Karar vericiler için kritik olan, doğal süreçlere alan açmak ve ekolojik hafızayı koruyacak uygulamaları desteklemek. Bunun için:
- Bölge florasındaki doğal türlerin tercih edilmesi,
- Yerel iklime uyumlu ve düşük yanıcılı türlerin kullanılması,
- Karışık tür ve çok tabakalı orman yapısını teşvik edilmesi,
- Tür çeşitliliğini artırmak ve habitat bağlantılarının korunması,
- Farklı habitat tiplerini destekleyerek yatay heterojenliği ve yapısal çeşitliliğinin güçlendirilmesi,
- Ormanda düzenli yakıt yönetimi (budama, kontrollü yakma, otlatma, ölü örtünün tamamen kaldırılmadan kontrollü yönetimi) uygulanması,
- Hassas bölgelerde yangın öncesi bakım ve izleme çalışmalarının artırılması ekosistemin yangınlara karşı direncini artıracak temel stratejiler.
Ekolojik hafızayı korumak, yalnızca doğayı değil, aynı zamanda toplumun uzun vadeli yararını da gözeten bir yaklaşım.
Geleceğin ormanını bugünden kurmak
Yangın sonrası restorasyon yalnızca ekolojik değil, aynı zamanda toplumsal bir süreç.
Çünkü yanan alanların geleceği üzerine alınacak kararlar, köylülerin geçim kaynaklarını, turizmi ve yerel ekonomiyi doğrudan etkiliyor. Bu nedenle karar alma süreçlerine yerel halkın dahil edilmesi, hem uygulamaların başarısını artırıyor hem de doğayla toplum arasında güven ilişkisi kuruyor.
Yangın sonrası yönetim, siyaseten de iklim değişikliğine uyum stratejilerinin önemli bir parçası haline gelmeli. Kısa vadeli çözümler yerine, ekosistemlerin uzun vadeli direncini artıran, biyolojik çeşitliliği koruyan ve yangın riskini azaltan planlamalara ihtiyaç var.

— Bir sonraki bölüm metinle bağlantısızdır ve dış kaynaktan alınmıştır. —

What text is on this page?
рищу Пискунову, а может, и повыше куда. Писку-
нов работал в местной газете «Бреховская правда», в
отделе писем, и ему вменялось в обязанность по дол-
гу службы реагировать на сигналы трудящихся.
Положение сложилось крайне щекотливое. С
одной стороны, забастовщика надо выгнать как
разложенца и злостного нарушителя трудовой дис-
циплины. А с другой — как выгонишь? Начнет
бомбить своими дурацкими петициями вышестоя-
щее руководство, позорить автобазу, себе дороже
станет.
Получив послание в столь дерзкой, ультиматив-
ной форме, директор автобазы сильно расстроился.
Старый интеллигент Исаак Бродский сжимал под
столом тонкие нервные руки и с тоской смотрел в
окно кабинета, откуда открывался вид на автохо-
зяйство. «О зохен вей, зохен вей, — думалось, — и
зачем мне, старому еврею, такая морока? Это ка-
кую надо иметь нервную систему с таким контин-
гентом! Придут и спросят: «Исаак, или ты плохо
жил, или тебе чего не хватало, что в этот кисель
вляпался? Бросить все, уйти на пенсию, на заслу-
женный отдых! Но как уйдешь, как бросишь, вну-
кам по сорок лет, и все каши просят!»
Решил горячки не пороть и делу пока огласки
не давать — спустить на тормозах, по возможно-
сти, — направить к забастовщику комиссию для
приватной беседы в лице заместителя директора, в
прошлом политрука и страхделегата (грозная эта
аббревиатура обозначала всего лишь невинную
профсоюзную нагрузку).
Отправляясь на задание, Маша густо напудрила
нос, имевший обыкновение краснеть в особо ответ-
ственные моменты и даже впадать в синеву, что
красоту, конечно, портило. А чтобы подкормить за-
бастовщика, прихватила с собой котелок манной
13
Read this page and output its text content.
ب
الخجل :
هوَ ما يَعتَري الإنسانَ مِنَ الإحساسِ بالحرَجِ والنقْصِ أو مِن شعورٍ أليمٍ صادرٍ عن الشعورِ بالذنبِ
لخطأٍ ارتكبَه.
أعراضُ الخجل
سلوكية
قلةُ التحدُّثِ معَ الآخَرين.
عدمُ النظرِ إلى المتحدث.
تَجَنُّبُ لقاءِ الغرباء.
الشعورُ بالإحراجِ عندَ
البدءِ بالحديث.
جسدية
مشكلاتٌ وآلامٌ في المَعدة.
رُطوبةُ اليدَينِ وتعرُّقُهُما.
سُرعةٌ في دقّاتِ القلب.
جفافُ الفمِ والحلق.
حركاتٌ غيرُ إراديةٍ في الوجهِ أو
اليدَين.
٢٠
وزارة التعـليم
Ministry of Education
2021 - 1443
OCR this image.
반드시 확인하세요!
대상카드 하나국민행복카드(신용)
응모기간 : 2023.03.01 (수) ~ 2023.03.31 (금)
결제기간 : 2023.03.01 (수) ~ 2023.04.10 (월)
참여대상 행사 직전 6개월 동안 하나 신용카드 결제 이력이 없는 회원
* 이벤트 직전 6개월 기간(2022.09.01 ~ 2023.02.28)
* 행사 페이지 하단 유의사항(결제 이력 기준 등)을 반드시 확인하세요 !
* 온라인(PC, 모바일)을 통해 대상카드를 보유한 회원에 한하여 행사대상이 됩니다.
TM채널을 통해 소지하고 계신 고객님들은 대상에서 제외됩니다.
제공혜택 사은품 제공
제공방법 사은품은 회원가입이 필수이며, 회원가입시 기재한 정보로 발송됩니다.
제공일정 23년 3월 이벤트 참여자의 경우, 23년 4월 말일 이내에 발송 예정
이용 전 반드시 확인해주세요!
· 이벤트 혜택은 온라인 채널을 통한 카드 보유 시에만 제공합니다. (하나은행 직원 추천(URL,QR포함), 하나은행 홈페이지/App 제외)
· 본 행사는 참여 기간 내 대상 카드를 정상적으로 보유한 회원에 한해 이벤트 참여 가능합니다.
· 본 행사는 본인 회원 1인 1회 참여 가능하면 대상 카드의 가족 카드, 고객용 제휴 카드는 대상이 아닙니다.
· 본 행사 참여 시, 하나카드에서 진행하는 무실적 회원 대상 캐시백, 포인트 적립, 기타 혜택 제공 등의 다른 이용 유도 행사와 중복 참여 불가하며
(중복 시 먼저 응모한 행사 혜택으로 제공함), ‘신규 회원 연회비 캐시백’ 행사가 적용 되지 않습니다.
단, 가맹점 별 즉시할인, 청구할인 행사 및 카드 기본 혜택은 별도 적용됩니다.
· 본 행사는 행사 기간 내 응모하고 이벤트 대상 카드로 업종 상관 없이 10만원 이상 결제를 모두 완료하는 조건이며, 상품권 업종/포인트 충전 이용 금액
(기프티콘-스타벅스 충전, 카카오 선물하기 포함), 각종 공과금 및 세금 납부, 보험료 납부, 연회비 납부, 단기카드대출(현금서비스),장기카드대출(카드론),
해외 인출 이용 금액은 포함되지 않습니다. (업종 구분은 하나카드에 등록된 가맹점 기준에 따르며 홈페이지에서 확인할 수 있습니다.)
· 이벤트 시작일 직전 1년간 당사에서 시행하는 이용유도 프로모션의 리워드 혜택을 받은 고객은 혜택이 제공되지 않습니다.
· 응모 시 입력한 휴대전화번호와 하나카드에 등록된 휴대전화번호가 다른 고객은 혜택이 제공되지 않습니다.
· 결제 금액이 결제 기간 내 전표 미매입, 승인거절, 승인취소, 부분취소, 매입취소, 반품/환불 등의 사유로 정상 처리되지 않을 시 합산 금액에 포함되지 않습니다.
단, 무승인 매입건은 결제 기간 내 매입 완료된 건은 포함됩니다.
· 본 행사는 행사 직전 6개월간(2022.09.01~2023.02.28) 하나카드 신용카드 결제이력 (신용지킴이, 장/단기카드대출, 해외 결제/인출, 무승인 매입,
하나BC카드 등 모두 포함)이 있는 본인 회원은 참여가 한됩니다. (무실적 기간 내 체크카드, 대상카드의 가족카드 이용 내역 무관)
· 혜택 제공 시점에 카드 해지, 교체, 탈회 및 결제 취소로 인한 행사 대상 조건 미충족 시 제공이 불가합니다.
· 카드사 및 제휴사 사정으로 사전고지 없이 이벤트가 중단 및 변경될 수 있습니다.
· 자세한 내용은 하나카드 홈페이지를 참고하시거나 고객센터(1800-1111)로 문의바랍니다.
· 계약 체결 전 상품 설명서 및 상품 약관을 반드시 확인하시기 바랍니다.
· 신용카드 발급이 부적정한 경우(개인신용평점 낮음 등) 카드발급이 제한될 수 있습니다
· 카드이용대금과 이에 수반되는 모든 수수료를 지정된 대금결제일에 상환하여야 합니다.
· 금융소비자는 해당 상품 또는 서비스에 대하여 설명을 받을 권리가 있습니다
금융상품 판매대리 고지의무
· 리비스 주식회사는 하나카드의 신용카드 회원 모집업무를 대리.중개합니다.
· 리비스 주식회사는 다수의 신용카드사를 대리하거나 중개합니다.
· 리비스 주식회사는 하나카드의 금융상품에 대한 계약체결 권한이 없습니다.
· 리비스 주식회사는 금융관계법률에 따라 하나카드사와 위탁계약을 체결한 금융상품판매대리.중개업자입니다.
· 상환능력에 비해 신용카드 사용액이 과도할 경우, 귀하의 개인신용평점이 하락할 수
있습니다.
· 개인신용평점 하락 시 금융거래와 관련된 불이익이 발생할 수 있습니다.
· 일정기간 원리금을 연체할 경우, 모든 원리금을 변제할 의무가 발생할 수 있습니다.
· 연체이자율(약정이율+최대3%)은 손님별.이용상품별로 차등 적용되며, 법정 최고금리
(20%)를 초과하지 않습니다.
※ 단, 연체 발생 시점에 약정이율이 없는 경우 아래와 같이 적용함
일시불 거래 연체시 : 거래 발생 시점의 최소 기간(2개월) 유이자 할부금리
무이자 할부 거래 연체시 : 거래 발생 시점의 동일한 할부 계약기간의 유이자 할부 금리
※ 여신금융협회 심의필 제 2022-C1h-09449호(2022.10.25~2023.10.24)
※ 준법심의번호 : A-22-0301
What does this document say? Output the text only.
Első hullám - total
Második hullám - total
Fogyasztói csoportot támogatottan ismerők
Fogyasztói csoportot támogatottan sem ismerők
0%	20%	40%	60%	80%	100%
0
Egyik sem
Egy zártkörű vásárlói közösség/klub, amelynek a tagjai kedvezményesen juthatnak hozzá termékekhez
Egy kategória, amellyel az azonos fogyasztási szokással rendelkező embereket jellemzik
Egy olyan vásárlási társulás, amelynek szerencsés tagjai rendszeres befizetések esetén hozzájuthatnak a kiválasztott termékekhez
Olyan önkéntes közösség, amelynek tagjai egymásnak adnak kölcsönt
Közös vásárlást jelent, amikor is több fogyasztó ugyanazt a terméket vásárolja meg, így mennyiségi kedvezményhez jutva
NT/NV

Bugün biliyoruz ki, yangın yönetimi yalnızca alevlerle mücadele etmek değil. Yangın sonrası restorasyon, ormanların geleceğini belirleyen sıfır noktası. Burada alınacak kararlar, ekosistemlerin hem bugünkü sağlığını hem de yarının dayanıklılığını şekillendiriyor.
Dirençli ve direngen ekosistemler inşa etmek, yalnızca doğayı korumak için değil, aynı zamanda insan toplumlarının güvenliği ve refahı için de zorunluluk. Bu nedenle yangın sonrası restorasyon, iklim krizinin gölgesinde, Akdeniz’in en kritik gündemlerinden biri olmaya devam edecek.